Additionally, I drew approximately 25,000 samples per chain across 100 chains post-burn-in (~10,000 samples). In most cases, the Effective Sample Size (ESS) was around 250 per chain, which seems quite low compared to Hamiltonian Monte Carlo (HMC), indicating higher correlations within each chain. Is this expected?
@Gattu_Mytraya Huh. That is a bit strange. Our numerical tests with mixture of von Mises-Fischer distributions indicated consistently higher ESS for our methods as compared to spherical HMC. Could you provide me with a toy simulation of your problem, that I could try out with minimal hassle and compare?
@ShaanK
So the simplest example is the following (log) pdf:
function u_v_generator(θ::Vector{Float64}, ϕ::Vector{Float64})
return cos.(θ ./ 2) .* exp.(0.5im .* ϕ), sin.(θ ./ 2) .* exp.(-0.5im .* ϕ)
end
function logpdf(θ::Vector{Float64}, ϕ::Vector{Float64})
U, V = u_v_generator(θ, ϕ)
logpdf = 0.0
for i in 1:length(θ)-1
for j in i+1:length(θ)
logpdf += 3.0 * log(abs2(U[i]*V[j]-U[j]*V[i]))
end
end
return logpdf
end
The function I was checking the ESS for was the following:
function energy(θ::Vector{Float64}, ϕ::Vector{Float64})
U, V = u_v_generator(θ, ϕ)
energy = 0.0
for i in 1:length(θ)-1
for j in i+1:length(θ)
energy += 0.50 / abs(U[i]*V[j]-U[j]*V[i])
end
end
return energy
end
\theta and \phi are the positions on the sphere (\theta is the latitude and \phi the longitude)
@Gattu_Mytraya Sorry for the late response. Looking at your code, I am not sure how this pdf lives on \mathbb{S}^2. From your logpdf function (or energy), every U, V corresponds to a 2-sphere, which is somehow coupled. However, it looks like it is some N product of \mathbb{S}^2. \mathbb{S}^2 \times \mathbb{S}^2 \times ... \mathbb{S}^2 which is some sort of a hypertorus (not sure though!)? I think this is not equivalent to \mathbb{S}^D where the “geodesic slice sampling on the sphere” can operate. Also not sure how you manage to sample with our method. For any general distribution, perhaps there are better alternatives than HMC, although I am not aware of those.
Apologies. You mentioned in your question that is (\mathbb{S}^2)^D (I missed it.). However this is not equivalent to \mathbb{S}^N where N is the dimension of the sphere. Our algorithm only works for this case. Sorry for leading a bit astray there. I hope you find a better solution to your problem.

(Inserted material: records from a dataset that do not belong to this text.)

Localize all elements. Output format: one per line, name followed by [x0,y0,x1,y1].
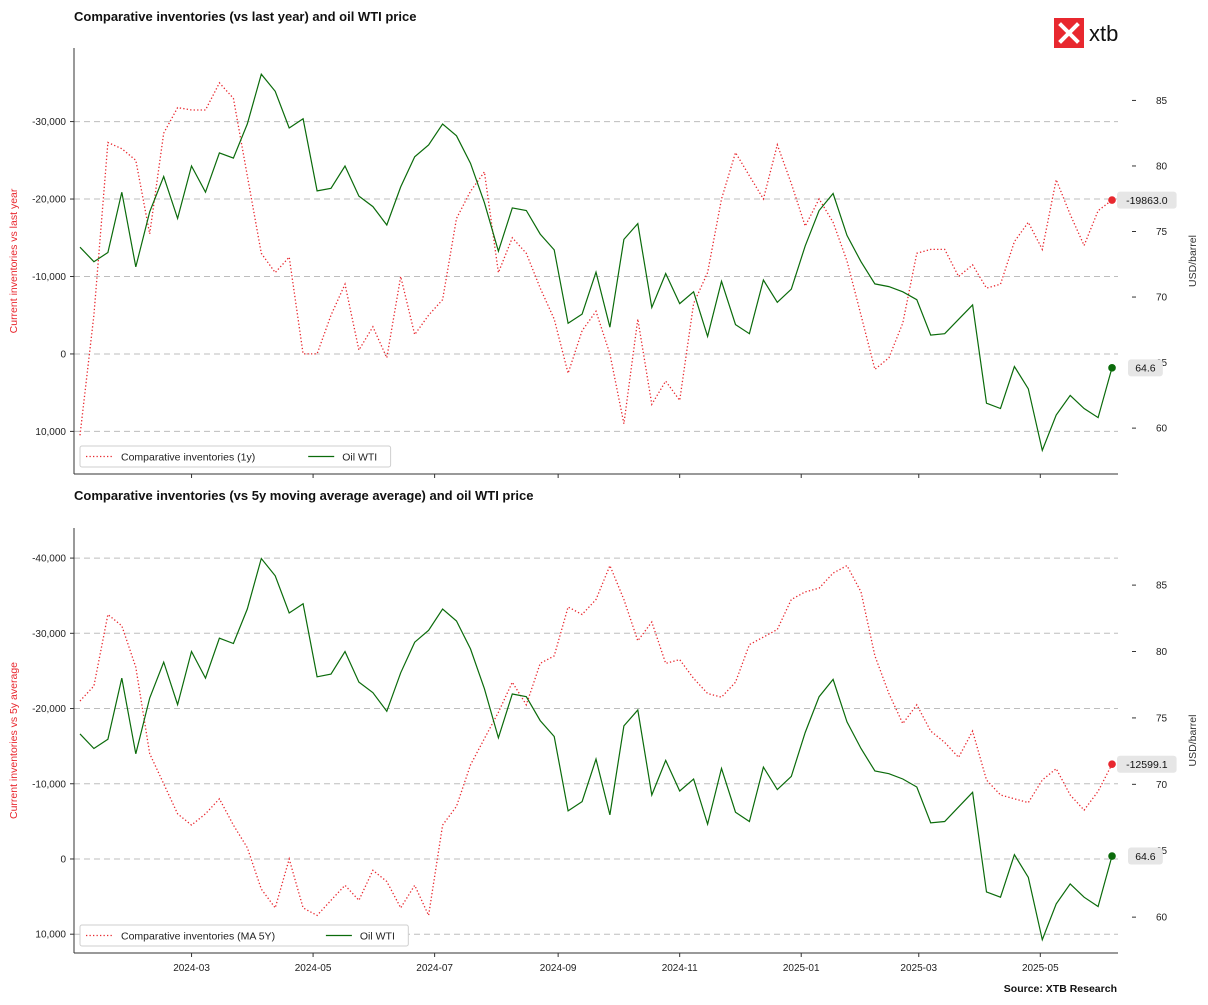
y-left-axis-label: Current inventories vs last year [8,188,20,333]
y-left-tick-label: -30,000 [32,117,66,128]
last-value-marker [1108,760,1116,769]
chart-panel-2: Comparative inventories (vs 5y moving av… [8,488,1199,974]
series-line-inventories [79,563,1113,918]
y-left-tick-label: 10,000 [35,427,66,438]
series-line-inventories [79,81,1113,436]
last-value-badge [1128,359,1163,377]
y-right-tick-label: 85 [1156,96,1168,107]
legend: Comparative inventories (MA 5Y) Oil WTI [79,924,409,947]
x-tick-label: 2024-09 [540,963,577,974]
legend-box [79,445,392,468]
y-right-tick-label: 85 [1156,581,1168,592]
chart-panel-1: Comparative inventories (vs last year) a… [8,9,1199,478]
y-left-tick-label: 10,000 [35,930,66,941]
chart-title: Comparative inventories (vs last year) a… [74,9,416,24]
y-right-tick-label: 80 [1156,647,1168,658]
x-tick-label: 2024-11 [662,963,698,974]
last-value-badge [1117,191,1177,209]
y-right-tick-label: 60 [1156,913,1168,924]
y-right-tick-label: 75 [1156,227,1168,238]
legend-label-inventories: Comparative inventories (MA 5Y) [121,931,275,943]
legend-label-oil-wti: Oil WTI [360,931,395,943]
legend: Comparative inventories (1y) Oil WTI [79,445,392,468]
xtb-logo: xtb [1054,18,1118,48]
last-value-label: -12599.1 [1126,759,1168,771]
y-right-tick-label: 60 [1156,424,1168,435]
y-left-axis-label: Current inventories vs 5y average [8,662,20,819]
x-tick-label: 2025-03 [900,963,937,974]
x-tick-label: 2024-07 [416,963,453,974]
x-tick-label: 2024-05 [295,963,332,974]
last-value-badge [1128,847,1163,865]
source-label: Source: XTB Research [1004,983,1117,995]
y-right-axis-label: USD/barrel [1187,715,1199,767]
chart-title: Comparative inventories (vs 5y moving av… [74,488,534,503]
y-left-tick-label: 0 [60,854,66,865]
last-value-label: 64.6 [1135,851,1156,863]
legend-label-oil-wti: Oil WTI [342,452,377,464]
y-right-tick-label: 80 [1156,161,1168,172]
x-tick-label: 2025-01 [783,963,820,974]
last-value-marker [1108,852,1116,860]
last-value-label: 64.6 [1135,363,1156,375]
y-left-tick-label: 0 [60,349,66,360]
y-right-tick-label: 75 [1156,713,1168,724]
y-right-axis-label: USD/barrel [1187,235,1199,287]
y-left-tick-label: -20,000 [32,195,66,206]
x-tick-label: 2024-03 [173,963,210,974]
xtb-logo-x-icon [1058,22,1080,44]
y-left-tick-label: -10,000 [32,779,66,790]
legend-box [79,924,409,947]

Do you think your algorithm could be adapted to my problem by picking a vector of geodesic directions? That is, picking a random vector in the tangent space of a point on (\mathbb{S}^{2})^{D} to move along. However, I am unsure how the shrinking algorithm (which I have been thinking of as a bisection method) could be extended in this case.
Or perhaps something like Gibbs sampling could be performed.
To clarify the language, I have D particles living on the sphere. So perhaps I can pick a particle at random and then move that particle on the sphere using your procedure.
Gibbs sampling might be a possibility for every \mathbb{S}^2 over D, but again that could make it inefficient and would not serve your purpose of reducing the computational cost.
I don’t know anything about Wigner d-matrices, but all that is required for NUTS to work is a continuous embedding, ie an extension of your PDF to the neighborhood of the sphere. For example, if S is the sphere, and f(x) is your original log pdf for x \in S, an extension is
\hat{f}(x) = f(x / \| x \|) + g(\| x \|)
where \lim_{z \to 0} g(z) = -\infty to keep it away from the origin, g(1) = 0, and ideally g would fall quickly when away from 1, and be convenient for importance resampling.
(Note however that this is a theoretical scheme, whether you get efficient sampling depends on the details).
I will try to use a function of the form g(r) = a\log r - (r-\alpha)^2/(2\sigma^{2}) such that 1 = \alpha + a\sigma^{2} (i.e. this would ensure g(r) is peaked at r=1) and get back to you.